A survey of 1,109 Australian adults, commissioned by dash cam manufacturer Nextbase, found 40% of respondents would install a dash cam if it meant they would receive an annual discount of $100 off their car insurance premiums.
This figure rose to nearly three in five (59%) of the country’s motorists if they were able to receive up to $150 off their car insurance, although it’s important to note the survey didn’t ask people how much they would be willing to spend to buy the dash cam itself, so that consideration may not necessarily be factored into these percentages.
But can having a dash cam actually get you cheaper car insurance premiums?
An Insurance Council of Australia spokesperson told Canstar that insurers used several factors to determine car insurance premiums, but having a dash cam was generally not one of them.
“Most Australian insurers don’t currently offer insurance premium reductions for the installation or use of dash cams and most insurers will not factor in the use of a dash cam in pricing a policy, because it does not actually reduce the risk of something unexpected happening that could lead to a claim,” the spokesperson said.
Canstar spoke to a selection of car insurers, including RACQ, Suncorp (which includes AAMI, Apia, Bingle, GIO and Shannons) and Youi, and found none of them currently offer discounts on car insurance if you have a dash cam.
However, in better news for motorists looking to save on insurance costs, a Youi spokesperson said dash cams could assist a driver in proving they were not at fault in an accident, and could therefore mean they can avoid having to pay an excess.

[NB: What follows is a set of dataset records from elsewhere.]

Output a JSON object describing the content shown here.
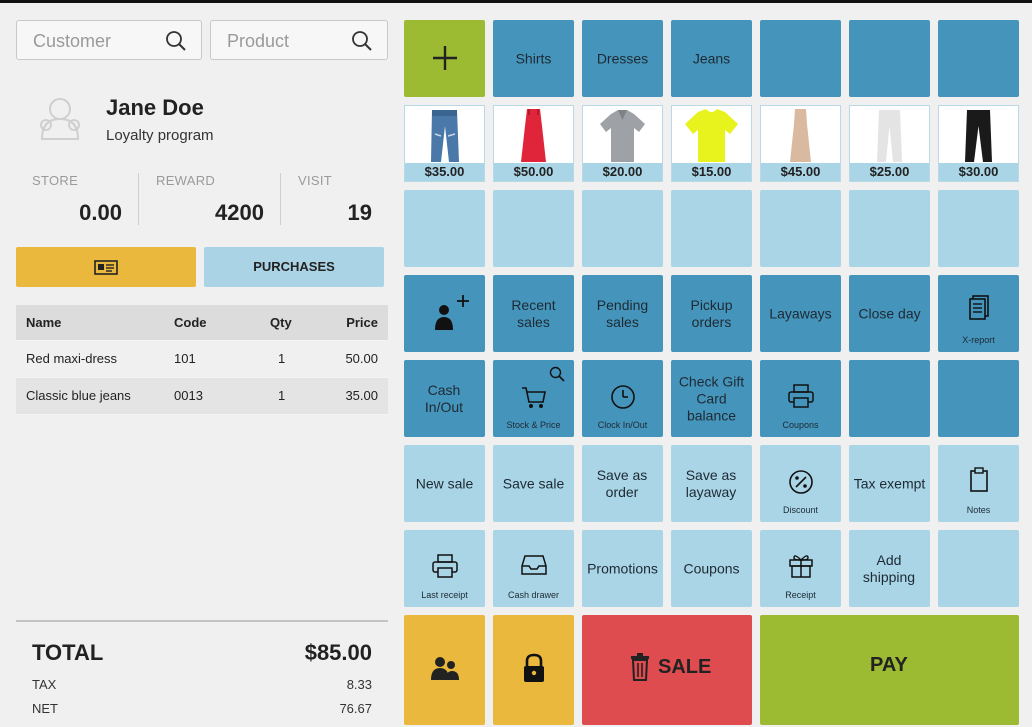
{
  "search": {
    "customer_placeholder": "Customer",
    "product_placeholder": "Product"
  },
  "customer": {
    "name": "Jane Doe",
    "program": "Loyalty program"
  },
  "stats": [
    {
      "label": "STORE",
      "value": "0.00"
    },
    {
      "label": "REWARD",
      "value": "4200"
    },
    {
      "label": "VISIT",
      "value": "19"
    }
  ],
  "buttons": {
    "purchases": "PURCHASES"
  },
  "table": {
    "headers": [
      "Name",
      "Code",
      "Qty",
      "Price"
    ],
    "rows": [
      [
        "Red maxi-dress",
        "101",
        "1",
        "50.00"
      ],
      [
        "Classic blue jeans",
        "0013",
        "1",
        "35.00"
      ]
    ]
  },
  "totals": {
    "total_label": "TOTAL",
    "total_value": "$85.00",
    "tax_label": "TAX",
    "tax_value": "8.33",
    "net_label": "NET",
    "net_value": "76.67"
  },
  "categories": [
    "Shirts",
    "Dresses",
    "Jeans"
  ],
  "products": [
    {
      "price": "$35.00",
      "icon": "blue-jeans-icon"
    },
    {
      "price": "$50.00",
      "icon": "red-dress-icon"
    },
    {
      "price": "$20.00",
      "icon": "grey-polo-shirt-icon"
    },
    {
      "price": "$15.00",
      "icon": "yellow-tshirt-icon"
    },
    {
      "price": "$45.00",
      "icon": "beige-dress-icon"
    },
    {
      "price": "$25.00",
      "icon": "white-pants-icon"
    },
    {
      "price": "$30.00",
      "icon": "black-pants-icon"
    }
  ],
  "actions": {
    "recent_sales": "Recent sales",
    "pending_sales": "Pending sales",
    "pickup_orders": "Pickup orders",
    "layaways": "Layaways",
    "close_day": "Close day",
    "x_report": "X-report",
    "cash_in_out": "Cash In/Out",
    "stock_price": "Stock & Price",
    "clock_in_out": "Clock In/Out",
    "gift_card": "Check Gift Card balance",
    "coupons_small": "Coupons",
    "new_sale": "New sale",
    "save_sale": "Save sale",
    "save_order": "Save as order",
    "save_layaway": "Save as layaway",
    "discount": "Discount",
    "tax_exempt": "Tax exempt",
    "notes": "Notes",
    "last_receipt": "Last receipt",
    "cash_drawer": "Cash drawer",
    "promotions": "Promotions",
    "coupons": "Coupons",
    "receipt": "Receipt",
    "add_shipping": "Add shipping",
    "sale": "SALE",
    "pay": "PAY"
  },
  "colors": {
    "dark_blue": "#4594bb",
    "light_blue": "#a9d5e7",
    "green": "#9cba32",
    "yellow": "#e9b83d",
    "red": "#de4c4f"
  }
}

Will insurers accept dash cam footage?
Yes, car insurers typically welcome dash cam footage, as it can help their assessors determine the cause of an incident and who’s at fault, according to the ICA spokesperson. In fact, the footage may help a not-at-fault driver keep their no-claim bonus and avoid having to pay an excess, the spokesperson said.

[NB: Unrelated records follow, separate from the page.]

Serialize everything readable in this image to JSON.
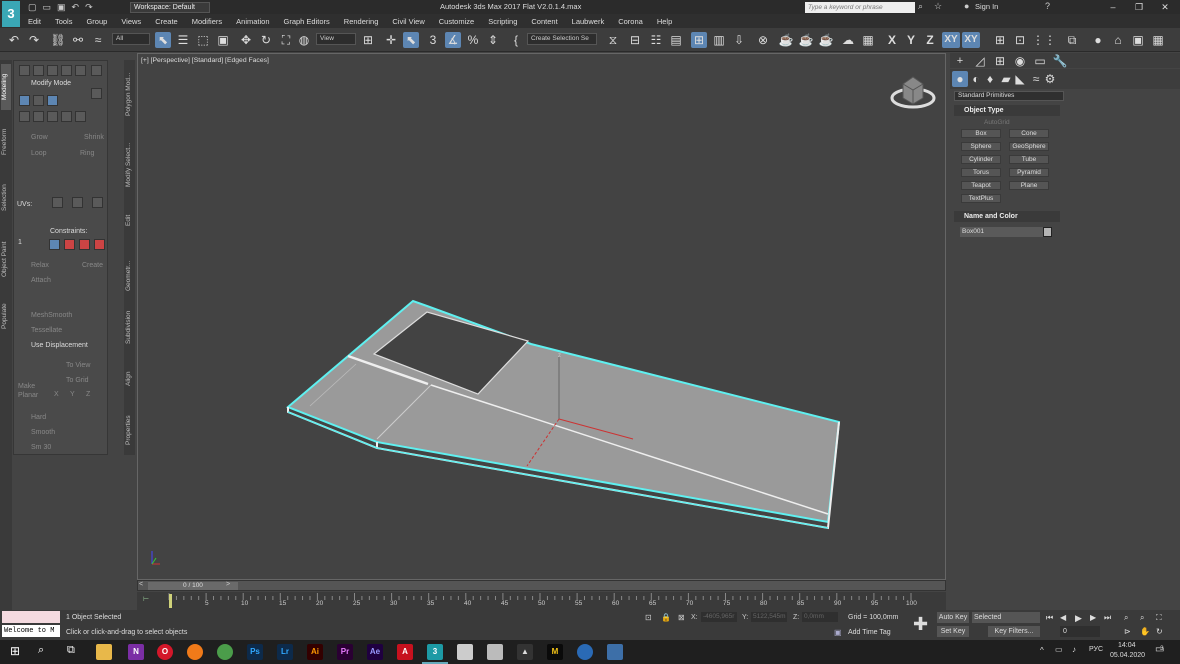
{
  "window": {
    "title": "Autodesk 3ds Max 2017      Flat V2.0.1.4.max",
    "workspace": "Workspace: Default",
    "search_placeholder": "Type a keyword or phrase",
    "sign_in": "Sign In",
    "logo_text": "3"
  },
  "menu": [
    "Edit",
    "Tools",
    "Group",
    "Views",
    "Create",
    "Modifiers",
    "Animation",
    "Graph Editors",
    "Rendering",
    "Civil View",
    "Customize",
    "Scripting",
    "Content",
    "Laubwerk",
    "Corona",
    "Help"
  ],
  "toolbar": {
    "selection_filter": "All",
    "reference_coord": "View",
    "selection_set": "Create Selection Se",
    "axis_x": "X",
    "axis_y": "Y",
    "axis_z": "Z",
    "axis_xy": "XY",
    "axis_xy2": "XY"
  },
  "ribbon": {
    "vertical_tabs": [
      "Modeling",
      "Freeform",
      "Selection",
      "Object Paint",
      "Populate"
    ],
    "panel_tabs": [
      "Polygon Mod...",
      "Modify Select...",
      "Edit",
      "Geometr...",
      "Subdivision",
      "Align",
      "Properties"
    ],
    "modify_mode": "Modify Mode",
    "grow": "Grow",
    "shrink": "Shrink",
    "loop": "Loop",
    "ring": "Ring",
    "uvs": "UVs:",
    "constraints": "Constraints:",
    "spinner_value": "1",
    "relax": "Relax",
    "create": "Create",
    "attach": "Attach",
    "meshsmooth": "MeshSmooth",
    "tessellate": "Tessellate",
    "use_displacement": "Use Displacement",
    "to_view": "To View",
    "to_grid": "To Grid",
    "make_planar": "Make Planar",
    "x": "X",
    "y": "Y",
    "z": "Z",
    "hard": "Hard",
    "smooth": "Smooth",
    "sm30": "Sm 30"
  },
  "viewport": {
    "label": "[+] [Perspective] [Standard] [Edged Faces]",
    "gizmo_label": "z"
  },
  "timeline": {
    "slider": "0 / 100",
    "ticks": [
      "5",
      "10",
      "15",
      "20",
      "25",
      "30",
      "35",
      "40",
      "45",
      "50",
      "55",
      "60",
      "65",
      "70",
      "75",
      "80",
      "85",
      "90",
      "95",
      "100"
    ]
  },
  "command_panel": {
    "category": "Standard Primitives",
    "object_type_title": "Object Type",
    "autogrid": "AutoGrid",
    "buttons": [
      "Box",
      "Cone",
      "Sphere",
      "GeoSphere",
      "Cylinder",
      "Tube",
      "Torus",
      "Pyramid",
      "Teapot",
      "Plane",
      "TextPlus"
    ],
    "name_color_title": "Name and Color",
    "object_name": "Box001",
    "object_color": "#b5b5b5"
  },
  "status": {
    "script_listener": "Welcome to M",
    "selected": "1 Object Selected",
    "prompt": "Click or click-and-drag to select objects",
    "x_label": "X:",
    "x_value": "-4605,965r",
    "y_label": "Y:",
    "y_value": "5122,545m",
    "z_label": "Z:",
    "z_value": "0,0mm",
    "grid": "Grid = 100,0mm",
    "add_time_tag": "Add Time Tag",
    "auto_key": "Auto Key",
    "set_key": "Set Key",
    "selected_dropdown": "Selected",
    "key_filters": "Key Filters...",
    "frame": "0"
  },
  "taskbar": {
    "lang": "РУС",
    "time": "14:04",
    "date": "05.04.2020",
    "notifications": "3",
    "apps": [
      "Ps",
      "Lr",
      "Ai",
      "Pr",
      "Ae",
      "A",
      "3",
      "M"
    ]
  }
}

Can dash cam footage help you with your car insurance claim?
Yes, dash cam footage can be helpful in information gathering and fact-checking following a car accident, particularly if it records the time, speed, location and direction of travel on video. But the ICA and insurers we spoke to advise it’s still necessary to get the details of the other people involved and eyewitness accounts.

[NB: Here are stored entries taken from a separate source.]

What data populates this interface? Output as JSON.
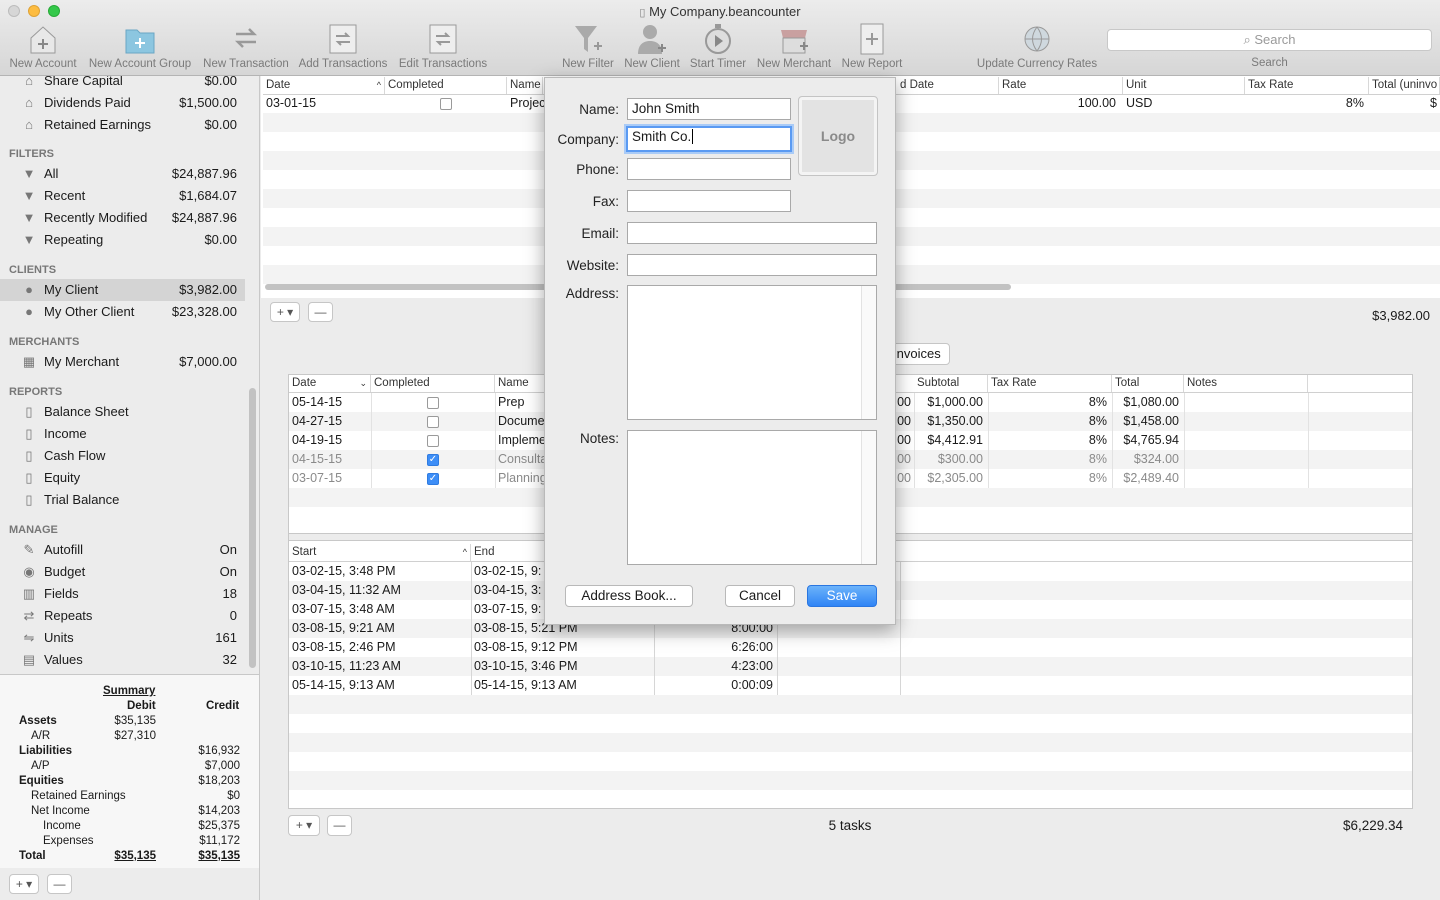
{
  "window": {
    "title": "My Company.beancounter"
  },
  "toolbar": {
    "items": [
      {
        "label": "New Account",
        "icon": "new-account-icon"
      },
      {
        "label": "New Account Group",
        "icon": "new-account-group-icon"
      },
      {
        "label": "New Transaction",
        "icon": "new-transaction-icon"
      },
      {
        "label": "Add Transactions",
        "icon": "add-transactions-icon"
      },
      {
        "label": "Edit Transactions",
        "icon": "edit-transactions-icon"
      },
      {
        "label": "New Filter",
        "icon": "filter-icon"
      },
      {
        "label": "New Client",
        "icon": "client-icon"
      },
      {
        "label": "Start Timer",
        "icon": "timer-icon"
      },
      {
        "label": "New Merchant",
        "icon": "merchant-icon"
      },
      {
        "label": "New Report",
        "icon": "report-icon"
      },
      {
        "label": "Update Currency Rates",
        "icon": "globe-icon"
      }
    ],
    "search_placeholder": "Search",
    "search_label": "Search"
  },
  "sidebar": {
    "accounts": [
      {
        "label": "Share Capital",
        "value": "$0.00"
      },
      {
        "label": "Dividends Paid",
        "value": "$1,500.00"
      },
      {
        "label": "Retained Earnings",
        "value": "$0.00"
      }
    ],
    "filters_header": "FILTERS",
    "filters": [
      {
        "label": "All",
        "value": "$24,887.96"
      },
      {
        "label": "Recent",
        "value": "$1,684.07"
      },
      {
        "label": "Recently Modified",
        "value": "$24,887.96"
      },
      {
        "label": "Repeating",
        "value": "$0.00"
      }
    ],
    "clients_header": "CLIENTS",
    "clients": [
      {
        "label": "My Client",
        "value": "$3,982.00"
      },
      {
        "label": "My Other Client",
        "value": "$23,328.00"
      }
    ],
    "merchants_header": "MERCHANTS",
    "merchants": [
      {
        "label": "My Merchant",
        "value": "$7,000.00"
      }
    ],
    "reports_header": "REPORTS",
    "reports": [
      {
        "label": "Balance Sheet"
      },
      {
        "label": "Income"
      },
      {
        "label": "Cash Flow"
      },
      {
        "label": "Equity"
      },
      {
        "label": "Trial Balance"
      }
    ],
    "manage_header": "MANAGE",
    "manage": [
      {
        "label": "Autofill",
        "value": "On"
      },
      {
        "label": "Budget",
        "value": "On"
      },
      {
        "label": "Fields",
        "value": "18"
      },
      {
        "label": "Repeats",
        "value": "0"
      },
      {
        "label": "Units",
        "value": "161"
      },
      {
        "label": "Values",
        "value": "32"
      }
    ]
  },
  "summary": {
    "title": "Summary",
    "debit_header": "Debit",
    "credit_header": "Credit",
    "rows": [
      {
        "label": "Assets",
        "debit": "$35,135",
        "credit": "",
        "indent": 0,
        "bold": true
      },
      {
        "label": "A/R",
        "debit": "$27,310",
        "credit": "",
        "indent": 1,
        "bold": false
      },
      {
        "label": "Liabilities",
        "debit": "",
        "credit": "$16,932",
        "indent": 0,
        "bold": true
      },
      {
        "label": "A/P",
        "debit": "",
        "credit": "$7,000",
        "indent": 1,
        "bold": false
      },
      {
        "label": "Equities",
        "debit": "",
        "credit": "$18,203",
        "indent": 0,
        "bold": true
      },
      {
        "label": "Retained Earnings",
        "debit": "",
        "credit": "$0",
        "indent": 1,
        "bold": false
      },
      {
        "label": "Net Income",
        "debit": "",
        "credit": "$14,203",
        "indent": 1,
        "bold": false
      },
      {
        "label": "Income",
        "debit": "",
        "credit": "$25,375",
        "indent": 2,
        "bold": false
      },
      {
        "label": "Expenses",
        "debit": "",
        "credit": "$11,172",
        "indent": 2,
        "bold": false
      },
      {
        "label": "Total",
        "debit": "$35,135",
        "credit": "$35,135",
        "indent": 0,
        "bold": true
      }
    ]
  },
  "top_table": {
    "headers": [
      "Date",
      "Completed",
      "Name",
      "d Date",
      "Rate",
      "Unit",
      "Tax Rate",
      "Total (uninvo"
    ],
    "row": {
      "date": "03-01-15",
      "name": "Projec",
      "rate": "100.00",
      "unit": "USD",
      "tax": "8%",
      "total": "$"
    },
    "total": "$3,982.00"
  },
  "tabs": {
    "invoices": "Invoices"
  },
  "tasks_table": {
    "headers": [
      "Date",
      "Completed",
      "Name",
      "Subtotal",
      "Tax Rate",
      "Total",
      "Notes"
    ],
    "rows": [
      {
        "date": "05-14-15",
        "done": false,
        "name": "Prep",
        "p": ".00",
        "subtotal": "$1,000.00",
        "tax": "8%",
        "total": "$1,080.00"
      },
      {
        "date": "04-27-15",
        "done": false,
        "name": "Docume",
        "p": ".00",
        "subtotal": "$1,350.00",
        "tax": "8%",
        "total": "$1,458.00"
      },
      {
        "date": "04-19-15",
        "done": false,
        "name": "Impleme",
        "p": ".00",
        "subtotal": "$4,412.91",
        "tax": "8%",
        "total": "$4,765.94"
      },
      {
        "date": "04-15-15",
        "done": true,
        "name": "Consulta",
        "p": ".00",
        "subtotal": "$300.00",
        "tax": "8%",
        "total": "$324.00"
      },
      {
        "date": "03-07-15",
        "done": true,
        "name": "Planning",
        "p": ".00",
        "subtotal": "$2,305.00",
        "tax": "8%",
        "total": "$2,489.40"
      }
    ]
  },
  "time_table": {
    "headers": [
      "Start",
      "End"
    ],
    "rows": [
      {
        "start": "03-02-15, 3:48 PM",
        "end": "03-02-15, 9:",
        "dur": ""
      },
      {
        "start": "03-04-15, 11:32 AM",
        "end": "03-04-15, 3:",
        "dur": ""
      },
      {
        "start": "03-07-15, 3:48 AM",
        "end": "03-07-15, 9:",
        "dur": ""
      },
      {
        "start": "03-08-15, 9:21 AM",
        "end": "03-08-15, 5:21 PM",
        "dur": "8:00:00"
      },
      {
        "start": "03-08-15, 2:46 PM",
        "end": "03-08-15, 9:12 PM",
        "dur": "6:26:00"
      },
      {
        "start": "03-10-15, 11:23 AM",
        "end": "03-10-15, 3:46 PM",
        "dur": "4:23:00"
      },
      {
        "start": "05-14-15, 9:13 AM",
        "end": "05-14-15, 9:13 AM",
        "dur": "0:00:09"
      }
    ]
  },
  "footer": {
    "tasks_count": "5 tasks",
    "tasks_total": "$6,229.34"
  },
  "dialog": {
    "name_label": "Name:",
    "name_value": "John Smith",
    "company_label": "Company:",
    "company_value": "Smith Co.",
    "phone_label": "Phone:",
    "fax_label": "Fax:",
    "email_label": "Email:",
    "website_label": "Website:",
    "address_label": "Address:",
    "notes_label": "Notes:",
    "logo_label": "Logo",
    "address_book_button": "Address Book...",
    "cancel_button": "Cancel",
    "save_button": "Save"
  },
  "colors": {
    "accent": "#3d8ef7",
    "selection": "#d4d4d4"
  }
}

An RACQ spokesperson told Canstar dash cam footage alone wouldn’t “make or break” who was at fault in a crash, but police and insurance companies could potentially use the vision to conduct independent investigations to find the cause of a collision.
“Motorists shouldn’t rely solely on the dash cam to capture the moment, but should still follow the basics if involved in a crash,” the spokesperson said. “They should ensure they record all relevant details of the crash, including the details of any other drivers involved and their vehicles, get eyewitness accounts, take photos and, if necessary, file a police report. This is often the information most valued by your insurer.”
A Suncorp spokesperson told Canstar dash cam footage is more valuable than witness statements in some cases, especially if it is clear and captures the direct cause of an accident.
Is having a dash cam installed in your vehicle considered to be a ‘modification’ by your insurer?
According to RACQ, having a dash cam installed is not considered a modification to your car, but it’s still worthwhile telling the insurer if you have one.
While it may differ by insurer, RACQ classifies a modification as any changes, alterations or additions to your vehicle that are not part of the manufacturer’s standard specifications and which enhance the performance or alter the safety or handling of the vehicle. An example of this could be alterations or additions that increase engine output or modify body structure, suspension or wheels. Vehicles modified in such ways could potentially attract higher car insurance premiums or affect the driver’s cover, but this generally wouldn’t be the case for dash cams.
“As a dash cam won’t alter the performance, safety or handling of the vehicle it is not considered a modification,” the RACQ spokesperson said. “However, motorists should consider telling their insurance company if they have a dash cam in the vehicle, to ensure it is covered if the vehicle is stolen.”
In deciding whether to purchase a dash cam for your car, you may want to consider whether it is the right option for you, such as by weighing up the cost of the device itself against any potential insurance savings it may provide.